UNISON to ballot further education members for strike action in dispute over pay

Scotland’s college support staff are planning an ‘autumn of discontent’ after college bosses failed to deliver a fair deal for support staff.

Support staff have been offered £230 in comparison to the £450 settlement already paid out to teaching colleagues.

National negotiations broke down last week (Thursday) and UNISON Scotland – the union for college support staff – will now ballot its members for strike action on the 2016 pay settlement. The move follows recent industrial action in Scotland’s 26 colleges by teaching staff (represented by EIS/FELA) and a two-year deal for teaching staff. The troubled sector could now be heading for its second national strike within a few months.

Chris Greenshields, chair of UNISON Scotland in further education, said: “Our demand is simple and fair. As a minimum our members should receive parity with our teaching colleagues in the EIS. There should be equality of treatment for workers in the same sector, within the same national bargaining machinery and with the same local employers. There is no reason for anything short of equal treatment. The employers reportedly worked through the night to reach a deal with the EIS. Support staff in colleges deserve better, all we are asking for is to be treated fairly.”
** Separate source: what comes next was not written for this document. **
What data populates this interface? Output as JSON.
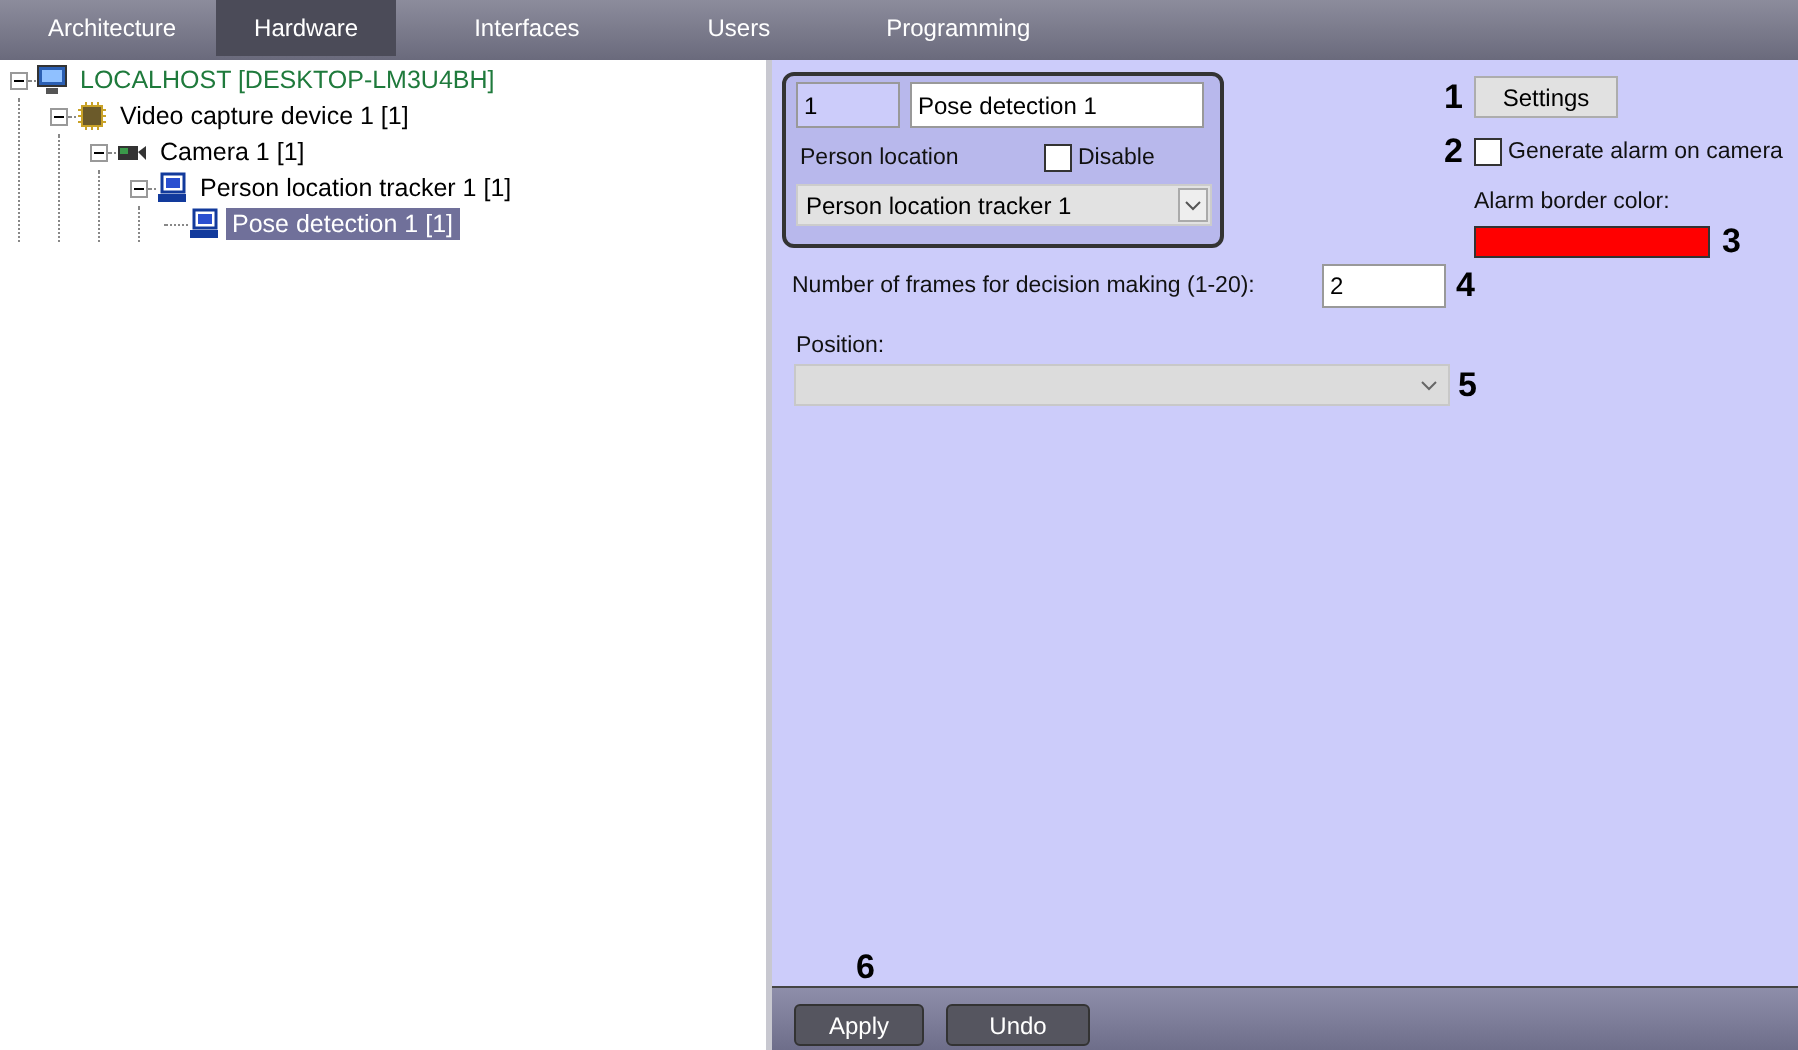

Shirley Sephton, vice chair of UNISON Scotland in further education, said: “Our members deliver key support services to colleges and students including finance, admissions, bursary services and estates. We would not wish to see these services disrupted by industrial action during 2016.”

John Gallacher, UNISON lead officer for further education, said: “UNISON wishes to make a success of the new national bargaining arrangements put in place by the SNP Government. However, the machinery seems to lurch between paralysis and crisis. The Scottish further education bosses really need to get their act together, create momentum and deliver a fair and equal pay and grading structure, and set of terms and conditions of employment for all staff who work in the 26 new colleges.”